Which AI is best for I&R?

Neil McKechnie • December 18, 2023

 GPT3.5, GPT4, Google Gemini, and more

Ah the simple days of late 2022. We really only had one Large Language Model (LLM) to choose from, and that was ChatGPT. Behind the scenes it was powered by GPT3.5 and the world marveled at all the cool new things it could do.


In early 2023, OpenAi released GPT4 with substantially more accuracy and clarity. You could use it with ChatGPT but only with a paid subscription, and with some usage limitations. Microsoft, by virtue of their partnership with OpenAi, then incorporated GPT4 into Bing, offering more people a way to use GPT4 in their Edge browser and elsewhere.


More LLMs enter the fray


In the ensuing months, other companies announced and released their own competing LLMs and tools to the public: Google Bard, Anthropic Claude, Perplexity and many others. Google just announced another new suite of tools they're calling Gemini.


Which one is the right tool for the helping with I&R work?


As with many things in life, the answer is "It depends." Work on fairly large sets of I&R data requires an LLM that can process thousands of records relatively quickly, with good accuracy and reasonable cost.

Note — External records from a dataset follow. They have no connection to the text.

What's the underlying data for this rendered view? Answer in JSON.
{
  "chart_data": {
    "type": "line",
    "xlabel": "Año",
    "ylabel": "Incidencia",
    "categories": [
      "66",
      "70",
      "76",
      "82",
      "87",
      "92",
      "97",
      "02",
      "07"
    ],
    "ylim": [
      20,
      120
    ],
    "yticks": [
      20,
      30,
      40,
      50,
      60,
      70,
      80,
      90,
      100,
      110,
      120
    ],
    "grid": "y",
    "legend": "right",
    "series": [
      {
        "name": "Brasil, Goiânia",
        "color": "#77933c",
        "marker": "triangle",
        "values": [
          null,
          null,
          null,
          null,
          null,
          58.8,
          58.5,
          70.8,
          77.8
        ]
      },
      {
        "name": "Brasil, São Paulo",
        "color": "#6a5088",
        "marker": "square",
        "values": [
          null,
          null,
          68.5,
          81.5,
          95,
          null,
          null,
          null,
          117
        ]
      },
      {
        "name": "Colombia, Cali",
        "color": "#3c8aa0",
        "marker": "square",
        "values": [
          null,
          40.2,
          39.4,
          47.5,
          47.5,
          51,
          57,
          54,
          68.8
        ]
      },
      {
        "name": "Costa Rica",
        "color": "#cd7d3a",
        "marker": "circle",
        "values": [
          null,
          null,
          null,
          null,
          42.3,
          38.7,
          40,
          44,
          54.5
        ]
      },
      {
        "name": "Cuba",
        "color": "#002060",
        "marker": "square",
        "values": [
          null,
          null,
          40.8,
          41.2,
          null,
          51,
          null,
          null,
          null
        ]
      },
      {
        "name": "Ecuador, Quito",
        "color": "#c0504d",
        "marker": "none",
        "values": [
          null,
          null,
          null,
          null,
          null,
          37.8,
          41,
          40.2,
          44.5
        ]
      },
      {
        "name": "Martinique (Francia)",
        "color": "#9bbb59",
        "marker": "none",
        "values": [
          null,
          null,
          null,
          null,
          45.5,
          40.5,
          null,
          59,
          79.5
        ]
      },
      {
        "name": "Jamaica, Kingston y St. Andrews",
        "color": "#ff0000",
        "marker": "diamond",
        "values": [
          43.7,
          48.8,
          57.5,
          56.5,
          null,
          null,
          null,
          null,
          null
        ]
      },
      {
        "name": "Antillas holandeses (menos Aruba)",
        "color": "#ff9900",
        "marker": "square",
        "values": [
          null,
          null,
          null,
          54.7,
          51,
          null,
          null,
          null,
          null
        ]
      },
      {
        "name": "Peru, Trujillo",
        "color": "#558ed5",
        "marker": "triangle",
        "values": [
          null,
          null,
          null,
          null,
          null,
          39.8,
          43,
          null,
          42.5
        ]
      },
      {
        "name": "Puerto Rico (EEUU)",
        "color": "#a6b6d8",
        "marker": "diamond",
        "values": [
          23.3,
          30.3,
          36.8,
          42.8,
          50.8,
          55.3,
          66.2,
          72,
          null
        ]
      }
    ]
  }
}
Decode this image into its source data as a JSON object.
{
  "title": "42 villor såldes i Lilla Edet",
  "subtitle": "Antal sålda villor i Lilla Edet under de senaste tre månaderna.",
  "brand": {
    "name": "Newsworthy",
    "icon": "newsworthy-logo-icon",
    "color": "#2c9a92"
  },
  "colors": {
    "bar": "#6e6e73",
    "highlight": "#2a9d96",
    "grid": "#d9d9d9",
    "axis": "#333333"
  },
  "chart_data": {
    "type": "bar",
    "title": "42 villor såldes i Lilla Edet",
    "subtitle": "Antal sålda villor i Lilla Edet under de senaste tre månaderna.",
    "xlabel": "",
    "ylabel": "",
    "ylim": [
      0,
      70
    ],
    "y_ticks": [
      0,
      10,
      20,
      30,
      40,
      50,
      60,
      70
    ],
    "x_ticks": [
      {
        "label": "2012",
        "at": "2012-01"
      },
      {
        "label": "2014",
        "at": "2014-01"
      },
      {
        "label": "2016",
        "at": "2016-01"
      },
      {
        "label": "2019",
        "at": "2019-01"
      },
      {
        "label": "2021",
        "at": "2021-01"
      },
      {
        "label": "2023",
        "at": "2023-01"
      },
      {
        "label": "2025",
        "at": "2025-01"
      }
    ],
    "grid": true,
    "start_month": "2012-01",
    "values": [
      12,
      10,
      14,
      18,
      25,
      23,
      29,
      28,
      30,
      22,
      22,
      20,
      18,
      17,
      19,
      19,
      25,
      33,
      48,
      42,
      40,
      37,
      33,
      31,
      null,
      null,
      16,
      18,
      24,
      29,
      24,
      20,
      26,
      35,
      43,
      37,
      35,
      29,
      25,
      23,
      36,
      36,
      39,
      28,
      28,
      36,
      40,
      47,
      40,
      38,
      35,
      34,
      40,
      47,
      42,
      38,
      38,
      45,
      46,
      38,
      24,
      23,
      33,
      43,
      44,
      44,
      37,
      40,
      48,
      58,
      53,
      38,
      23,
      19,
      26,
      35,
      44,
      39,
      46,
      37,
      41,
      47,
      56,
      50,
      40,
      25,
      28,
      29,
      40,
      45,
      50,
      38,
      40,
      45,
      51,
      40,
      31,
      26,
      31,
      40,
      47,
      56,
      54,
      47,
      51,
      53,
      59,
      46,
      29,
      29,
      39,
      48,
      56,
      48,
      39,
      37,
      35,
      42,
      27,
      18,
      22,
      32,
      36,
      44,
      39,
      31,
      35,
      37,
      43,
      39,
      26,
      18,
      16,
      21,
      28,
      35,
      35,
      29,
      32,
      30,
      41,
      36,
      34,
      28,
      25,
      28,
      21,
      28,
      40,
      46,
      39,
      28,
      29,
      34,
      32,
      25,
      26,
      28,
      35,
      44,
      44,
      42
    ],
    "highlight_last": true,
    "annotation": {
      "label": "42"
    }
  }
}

Working with thousands of resource and encounter records


First, to work on large amounts of information, like  your resource database, or logs of past interactions with your help seekers, an Application Programming Interface (API) is needed. That avails all the skills of the LLM to vast amounts of records. Over the past few weeks I've been doing just that with resource databases provided to me by 2-1-1s, often processing thousands of records every hour through APIs as I fine-tune my work with LLMs and I&R data.


As of today only a few of the LLMs offer access via an API, like GPT3.5 and GPT4, and recently Google Gemini Pro. But others are sure to follow in the near future.


Good, fast and cheap?


Next, the LLM has to produce useful, consistent and high-quality results. We can tolerate some occasional odd outputs but generally need it to be reliable. I am measuring an LLM's performance on a task (perhaps rewriting a Program Description to better comply with a Style Guide) by seeing an improvement in 95% of the cases, which is 19 out of every 20 records


But it's a balance between quality, speed and cost. GPT4 is better than GPT3.5. But it's also 10 times more expensive and 3 times slower, based on my testing. Like most thing, you can get any one or two of "good, fast and cheap" but rarely all three.


And of course: safe and reliable


I am also focusing on ensuring that the results are safe and reliable. Our society is making a big leap into a world where it is going to do more of our work. We have to trust AND verify.


The right tool for the right job


My approach is to test the various LLMs for each different task I'm focused on with large quantities of records and evaluate specifically what each one does well. In one example, GPT3.5 does a good job for most of the tasks but fails to properly identify some "false negatives". For those instances, I double-check its work with GPT4 and either validate that 3.5 was right, or get an improved version. In this way I can blend different LLMs to get the best combination of quality, speed and cost.


Robots judging robots judging robots


Over time, I intend to incorporate other LLMs into the mix, as their APIs become available. In addition to determining which specific tasks each one is good at, I also plan to use the LLMs to start evaluating each others' work.


Getting great results depends upon working with data and experimenting with the different LLMs to figure out the best way to tackle the problem at hand. And then stay current with the AI industry because it is moving so quickly.